GSA 2020 Connects Online

Paper No. 201-4
Presentation Time: 2:20 PM

REDUCING UNCERTAINTIES IN ZR-IN-RUTILE THERMOMETRY (Invited Presentation)


KOHN, Matthew J.1, HARVEY, Kayleigh M.2 and KERSWELL, Buchanan1, (1)Department of Geosciences, Boise State University, 1910 University Drive, Boise, ID 83725-1535, (2)Department of Geology, University of Maryland College Park, 8000 Regents Dr, College Park, MD 20742; Department of Earth and Environmental Sciences, Boston College, 140 Commonwealth Avenue, Chestnut Hill, MA 02467

The Zr-in-rutile thermometer (ZiR) enjoys widespread use, but the effects of different sources of uncertainties in calculated temperatures have not been fully assessed. In addition to calibration uncertainties, variations in Zr concentrations within and among rutile grains raise questions of how to identify composition(s) to use for thermometry. Here we assess temperature uncertainties in the context of new ZiR calibrations (Kohn, 2020; Am Min) and natural Zr variability, and present a method to identify distinct populations of rutile compositions that may be interpreted petrologically and used for more precise ZiR calculations.

New ZiR calibrations have propagated temperature uncertainties of ±20-30 °C (2σ) for an experimental-only dataset calibration, and ±10-15 °C (2σ) for a combined experimental and natural dataset. However, for rocks, how do we choose which rutile composition(s) to use for thermometry? Compositional criteria must be founded on rock-specific petrologic models of rutile stability and compositional equilibration and reequilibration. Nonetheless, many models assume that the maximum Zr concentration likely corresponds most closely with the peak of metamorphism.
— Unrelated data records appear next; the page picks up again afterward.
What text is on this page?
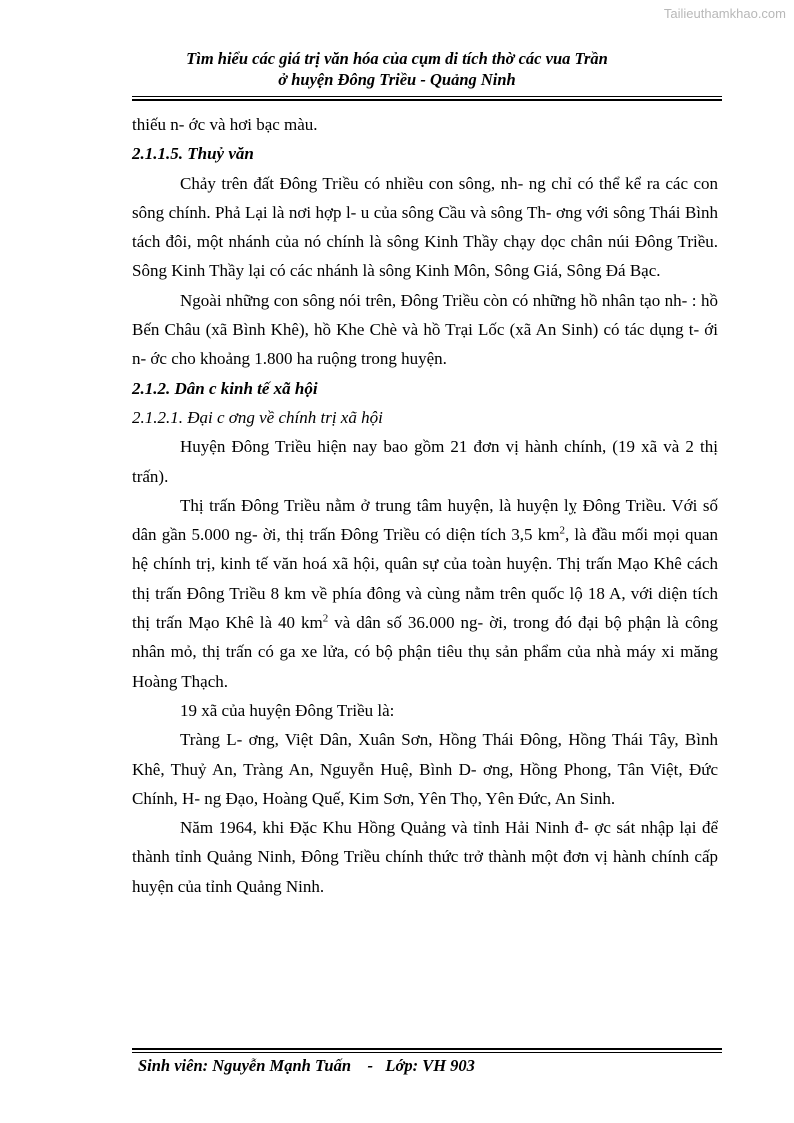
Tailieuthamkhao.com
Tìm hiểu các giá trị văn hóa của cụm di tích thờ các vua Trần
ở huyện Đông Triều - Quảng Ninh

thiếu n- ớc và hơi bạc màu.

2.1.1.5. Thuỷ văn

Chảy trên đất Đông Triều có nhiều con sông, nh- ng chỉ có thể kể ra các con sông chính. Phả Lại là nơi hợp l- u của sông Cầu và sông Th- ơng với sông Thái Bình tách đôi, một nhánh của nó chính là sông Kinh Thầy chạy dọc chân núi Đông Triều. Sông Kinh Thầy lại có các nhánh là sông Kinh Môn, Sông Giá, Sông Đá Bạc.

Ngoài những con sông nói trên, Đông Triều còn có những hồ nhân tạo nh- : hồ Bến Châu (xã Bình Khê), hồ Khe Chè và hồ Trại Lốc (xã An Sinh) có tác dụng t- ới n- ớc cho khoảng 1.800 ha ruộng trong huyện.

2.1.2. Dân c kinh tế xã hội

2.1.2.1. Đại c ơng về chính trị xã hội

Huyện Đông Triều hiện nay bao gồm 21 đơn vị hành chính, (19 xã và 2 thị trấn).

Thị trấn Đông Triều nằm ở trung tâm huyện, là huyện lỵ Đông Triều. Với số dân gần 5.000 ng- ời, thị trấn Đông Triều có diện tích 3,5 $km^2$, là đầu mối mọi quan hệ chính trị, kinh tế văn hoá xã hội, quân sự của toàn huyện. Thị trấn Mạo Khê cách thị trấn Đông Triều 8 km về phía đông và cùng nằm trên quốc lộ 18 A, với diện tích thị trấn Mạo Khê là 40 $km^2$ và dân số 36.000 ng- ời, trong đó đại bộ phận là công nhân mỏ, thị trấn có ga xe lửa, có bộ phận tiêu thụ sản phẩm của nhà máy xi măng Hoàng Thạch.

19 xã của huyện Đông Triều là:

Tràng L- ơng, Việt Dân, Xuân Sơn, Hồng Thái Đông, Hồng Thái Tây, Bình Khê, Thuỷ An, Tràng An, Nguyễn Huệ, Bình D- ơng, Hồng Phong, Tân Việt, Đức Chính, H- ng Đạo, Hoàng Quế, Kim Sơn, Yên Thọ, Yên Đức, An Sinh.

Năm 1964, khi Đặc Khu Hồng Quảng và tỉnh Hải Ninh đ- ợc sát nhập lại để thành tỉnh Quảng Ninh, Đông Triều chính thức trở thành một đơn vị hành chính cấp huyện của tỉnh Quảng Ninh.

Sinh viên: Nguyễn Mạnh Tuấn    -   Lớp: VH 903
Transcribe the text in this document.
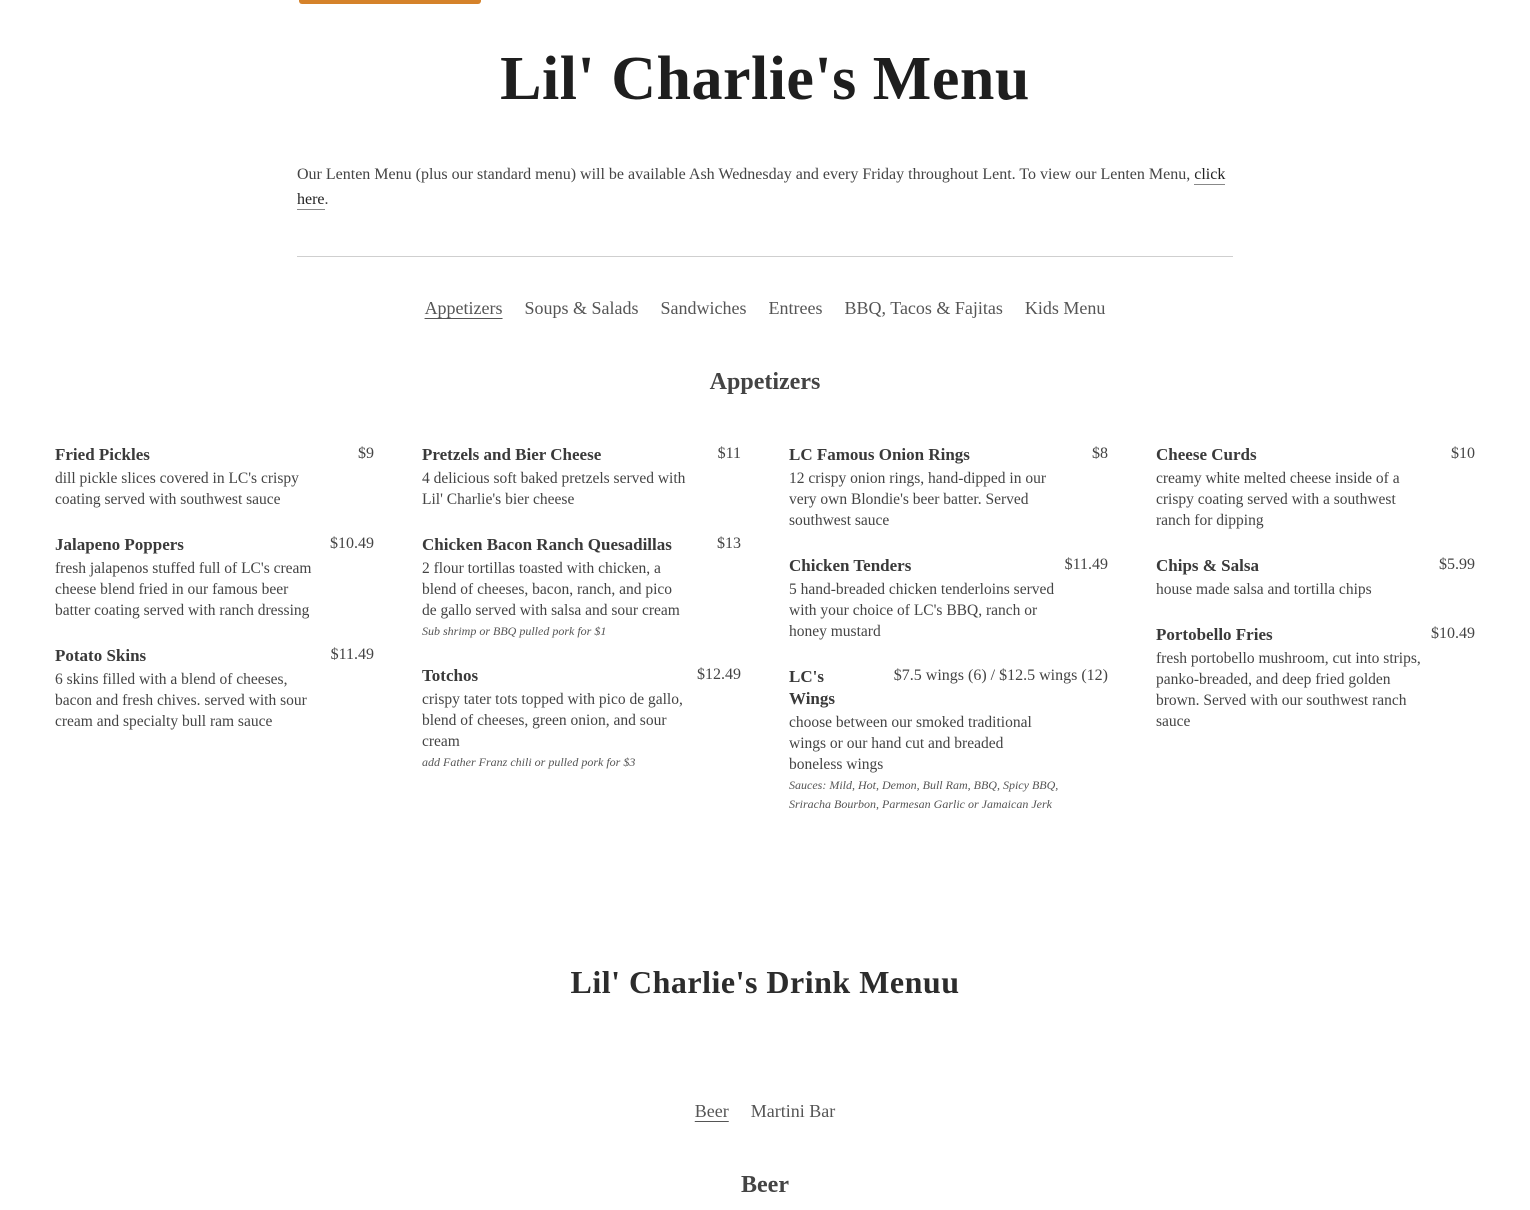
Lil' Charlie's Menu

Our Lenten Menu (plus our standard menu) will be available Ash Wednesday and every Friday throughout Lent. To view our Lenten Menu, click here.

Appetizers Soups & Salads Sandwiches Entrees BBQ, Tacos & Fajitas Kids Menu
Appetizers
Fried Pickles	$9
dill pickle slices covered in LC's crispy coating served with southwest sauce
Jalapeno Poppers	$10.49
fresh jalapenos stuffed full of LC's cream cheese blend fried in our famous beer batter coating served with ranch dressing
Potato Skins	$11.49
6 skins filled with a blend of cheeses, bacon and fresh chives. served with sour cream and specialty bull ram sauce
Pretzels and Bier Cheese	$11
4 delicious soft baked pretzels served with Lil' Charlie's bier cheese
Chicken Bacon Ranch Quesadillas	$13
2 flour tortillas toasted with chicken, a blend of cheeses, bacon, ranch, and pico de gallo served with salsa and sour cream
Sub shrimp or BBQ pulled pork for $1
Totchos	$12.49
crispy tater tots topped with pico de gallo, blend of cheeses, green onion, and sour cream
add Father Franz chili or pulled pork for $3
LC Famous Onion Rings	$8
12 crispy onion rings, hand-dipped in our very own Blondie's beer batter. Served southwest sauce
Chicken Tenders	$11.49
5 hand-breaded chicken tenderloins served with your choice of LC's BBQ, ranch or honey mustard
LC's Wings
$7.5 wings (6) / $12.5 wings (12)
choose between our smoked traditional wings or our hand cut and breaded boneless wings
Sauces: Mild, Hot, Demon, Bull Ram, BBQ, Spicy BBQ, Sriracha Bourbon, Parmesan Garlic or Jamaican Jerk
Cheese Curds	$10
creamy white melted cheese inside of a crispy coating served with a southwest ranch for dipping
Chips & Salsa	$5.99
house made salsa and tortilla chips
Portobello Fries	$10.49
fresh portobello mushroom, cut into strips, panko-breaded, and deep fried golden brown. Served with our southwest ranch sauce
Lil' Charlie's Drink Menuu
Beer Martini Bar
Beer
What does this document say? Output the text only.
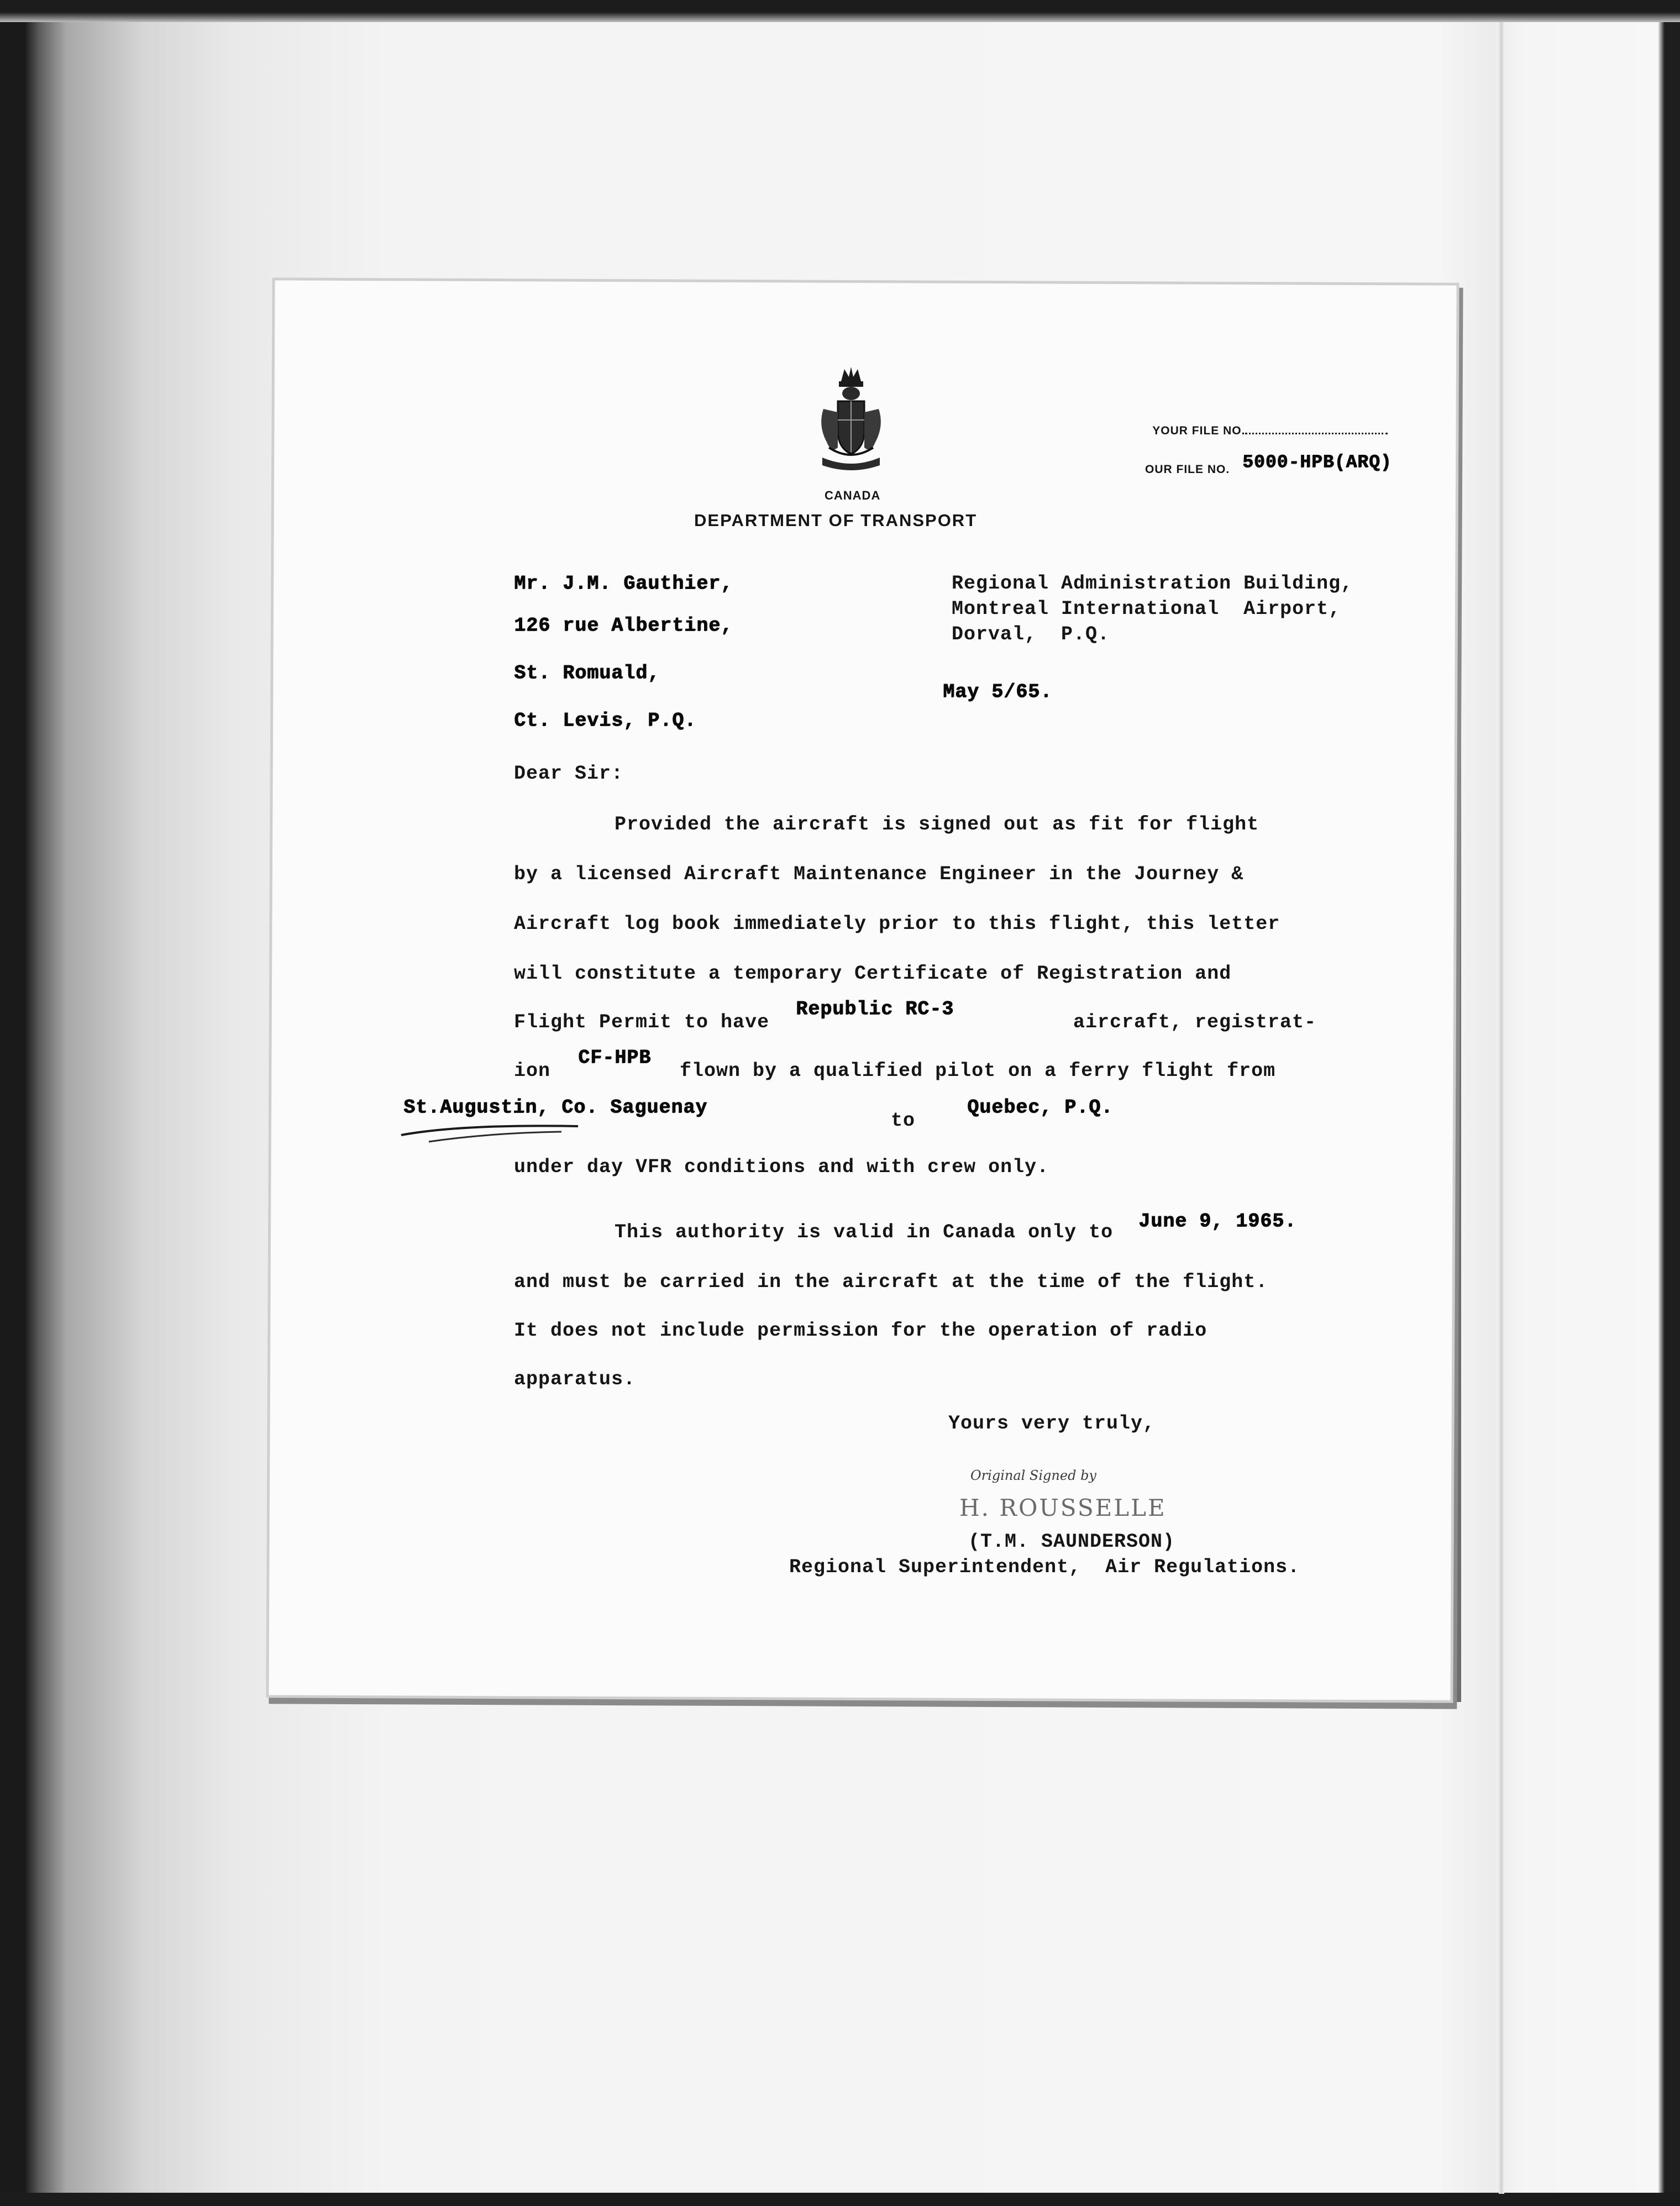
YOUR FILE NO.

OUR FILE NO. 5000-HPB(ARQ)
CANADA
DEPARTMENT OF TRANSPORT
Mr. J.M. Gauthier,
126 rue Albertine,
St. Romuald,
Ct. Levis, P.Q.
Regional Administration Building,
Montreal International  Airport,
Dorval,  P.Q.
May 5/65.
Dear Sir:
Provided the aircraft is signed out as fit for flight
by a licensed Aircraft Maintenance Engineer in the Journey &
Aircraft log book immediately prior to this flight, this letter
will constitute a temporary Certificate of Registration and
Flight Permit to have
Republic RC-3
aircraft, registrat-
ion
CF-HPB
flown by a qualified pilot on a ferry flight from
St.Augustin, Co. Saguenay
to
Quebec, P.Q.
under day VFR conditions and with crew only.
This authority is valid in Canada only to June 9, 1965.
and must be carried in the aircraft at the time of the flight.
It does not include permission for the operation of radio
apparatus.
Yours very truly,
Original Signed by
H. ROUSSELLE
(T.M. SAUNDERSON)
Regional Superintendent,  Air Regulations.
As discussed by Penniston-Dorland et al. (2018, EPSL), use of either an average of all data or a single highest-Zr measurement will introduce bias. Rather, their “mean-max method” uses either the average of the 4 highest concentrations (if they are each compositionally distinct), or a population of statistically indistinguishable high-Zr concentrations. To help identify single distinct populations from the total distribution of Zr concentrations in rutile, we have applied the generic IsoPlotR function Peakfit (Vermeesch, 2018, Geosci Front; analogous to the Unmix routine in IsoPlot, Ludwig, 2012, Berkeley Geochron) to identify distinct sub-populations, their mean values, and their corresponding standard errors. Applying Peakfit to rutile data can readily resolve a set of analytically indistinguishable high-Zr concentrations, in some cases yielding precisions as small as ±5 °C. Peakfit can be applied to any 1-D dataset, e.g., to identify maximum inclusion pressures from measurements of Raman spectra to calculate maximum entrapment pressures, minimum zircon U-Pb ages to identify likely eruption ages, etc.